Grains research program caught in crossfire

Haidee VandenbergheCountryman

An Australian-supported grains research program has been caught in the crossfire of Syria's bloody conflict, casting doubt on its future operations.

The International Center for Agricultural Research in the Dry Areas (ICARDA) was a 948 hectare farm boasting laboratories, greenhouses and offices at Tel Hadya, near Aleppo in Syria.

With funding from the Australian Centre for International Agricultural Research and the Grains Research and Development Corporation, ICARDA aims to boost agricultural productivity sustainably and has already played a big role in bolstering the genetic diversity of Australia's crops.

Australian scientist Ken Street, known as 'the seed hunter' for his efforts in securing thousands of rare and unusual strains of ancient crops that could hold the key to overcoming drought and disease, had been working in Syria for ICARDA as a senior genetic resource scientist.

But he left Aleppo in March after escalating violence between the government and rebel fighters prompted fears for his family's safety.

The United Nations estimates that 200,000 people have fled the violence, with fears that a humanitarian catastrophe is mounting.

Speaking from his Perth home this week, Dr Street said violence in the once peaceful Syrian capital had now spiralled out of control as the two warring sides grappled for power.

Initially, ICARDA moved its administration from its headquarters 27km from the capital to a downtown office because it was believed to be safer.

But there has been street fighting outside those offices and staff have been told to stay away from work.

Dr Street spent 12 years living in Syria and said people he knew had been killed and maimed due to the fighting.

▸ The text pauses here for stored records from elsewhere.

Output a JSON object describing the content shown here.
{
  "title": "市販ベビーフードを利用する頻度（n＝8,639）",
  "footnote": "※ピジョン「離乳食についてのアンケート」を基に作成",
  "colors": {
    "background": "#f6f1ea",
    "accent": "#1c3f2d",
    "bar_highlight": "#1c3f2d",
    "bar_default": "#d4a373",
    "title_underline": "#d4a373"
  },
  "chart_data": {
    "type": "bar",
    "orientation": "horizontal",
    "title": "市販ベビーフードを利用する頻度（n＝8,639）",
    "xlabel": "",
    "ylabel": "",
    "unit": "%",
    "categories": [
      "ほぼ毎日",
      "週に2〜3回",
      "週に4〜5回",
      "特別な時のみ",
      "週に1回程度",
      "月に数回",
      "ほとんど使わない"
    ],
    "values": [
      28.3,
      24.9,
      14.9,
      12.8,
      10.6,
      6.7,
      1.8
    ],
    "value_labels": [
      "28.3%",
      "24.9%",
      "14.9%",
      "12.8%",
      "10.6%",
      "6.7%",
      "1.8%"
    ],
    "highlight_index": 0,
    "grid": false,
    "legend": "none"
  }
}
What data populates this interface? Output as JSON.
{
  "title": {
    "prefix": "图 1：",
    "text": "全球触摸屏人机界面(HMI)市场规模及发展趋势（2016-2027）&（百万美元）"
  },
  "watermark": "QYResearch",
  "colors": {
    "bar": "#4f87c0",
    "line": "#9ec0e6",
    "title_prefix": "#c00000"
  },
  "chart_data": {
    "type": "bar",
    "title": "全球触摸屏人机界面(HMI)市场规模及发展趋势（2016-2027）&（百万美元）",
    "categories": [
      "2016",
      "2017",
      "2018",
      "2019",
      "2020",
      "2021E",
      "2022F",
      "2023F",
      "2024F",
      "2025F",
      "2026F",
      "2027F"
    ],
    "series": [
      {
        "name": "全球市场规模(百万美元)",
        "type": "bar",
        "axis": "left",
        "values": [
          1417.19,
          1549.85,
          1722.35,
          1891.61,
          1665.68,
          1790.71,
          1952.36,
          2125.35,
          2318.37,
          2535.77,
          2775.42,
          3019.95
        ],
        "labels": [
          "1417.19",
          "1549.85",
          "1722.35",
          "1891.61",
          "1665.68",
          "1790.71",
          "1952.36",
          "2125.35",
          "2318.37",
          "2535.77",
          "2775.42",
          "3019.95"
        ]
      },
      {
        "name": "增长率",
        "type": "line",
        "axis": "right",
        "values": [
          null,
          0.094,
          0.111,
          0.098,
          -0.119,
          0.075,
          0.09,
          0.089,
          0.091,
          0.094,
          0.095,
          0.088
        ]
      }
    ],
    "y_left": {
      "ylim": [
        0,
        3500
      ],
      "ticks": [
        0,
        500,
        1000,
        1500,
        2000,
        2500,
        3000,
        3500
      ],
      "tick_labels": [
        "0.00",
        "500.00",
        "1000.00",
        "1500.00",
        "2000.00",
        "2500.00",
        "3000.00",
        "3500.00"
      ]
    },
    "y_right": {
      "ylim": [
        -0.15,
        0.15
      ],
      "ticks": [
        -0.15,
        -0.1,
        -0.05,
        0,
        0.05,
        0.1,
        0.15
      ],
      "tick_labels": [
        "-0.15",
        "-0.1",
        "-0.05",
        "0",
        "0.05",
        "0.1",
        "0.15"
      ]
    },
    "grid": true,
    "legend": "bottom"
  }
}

"We don't know what's going to happen in Aleppo," he said.

"ICARDA has a network of offices in North Africa and West Asia, so most of the key scientists have been positioned outside of Syria and some people are working from home.

"The so-called freedom fighters - they've stolen ICARDA cars, they've broken into ICARDA offices and stolen computers.

"It's seriously undermined the general operation of ICARDA."

At the heart of the Tel Hadya facility was a seed bank containing about 135,000 samples, many of which were collected by Dr Street and his team.

It has already proved pivotal to developing new varieties for Australian cropping.

Dr Street said a similar seed bank in Afghanistan had all but been destroyed by the Taliban.

"We don't know if the so-called freedom fighters will just break into the gene bank and set it on fire," he said.

"It represents an enormous wealth of diversity for our major crop plants that are particularly important to Australia. A lot of the important genes we've got for Australian varieties would be genes from the ICARDA gene bank."

A representative sample of the seeds has gone to the Svalbard Global Seed Vault in the Arctic and material was sent to other seed banks when trouble in Syria began to mount.

However, Dr Street said that genetic material would not be readily available to Australian agriculture until it could be grown out and taken through the quarantine process.

He said the Syrian conflict could continue for years, shrouding the centre's base and future work in the country in uncertainty.

Already the seed hunter's colleagues and line manager have relocated their work to Tunisia and Dr Street said there was talk of contingency plans to withdraw from Syria altogether if the violence continued.

"They're looking at repositioning the main office out into perhaps Tunisia or North Africa," he said.

"Those plans are being discussed but we're not sure what will actually eventuate.

"They have a developing contingency plan - ICARDA won't die because of this, it's just disrupted."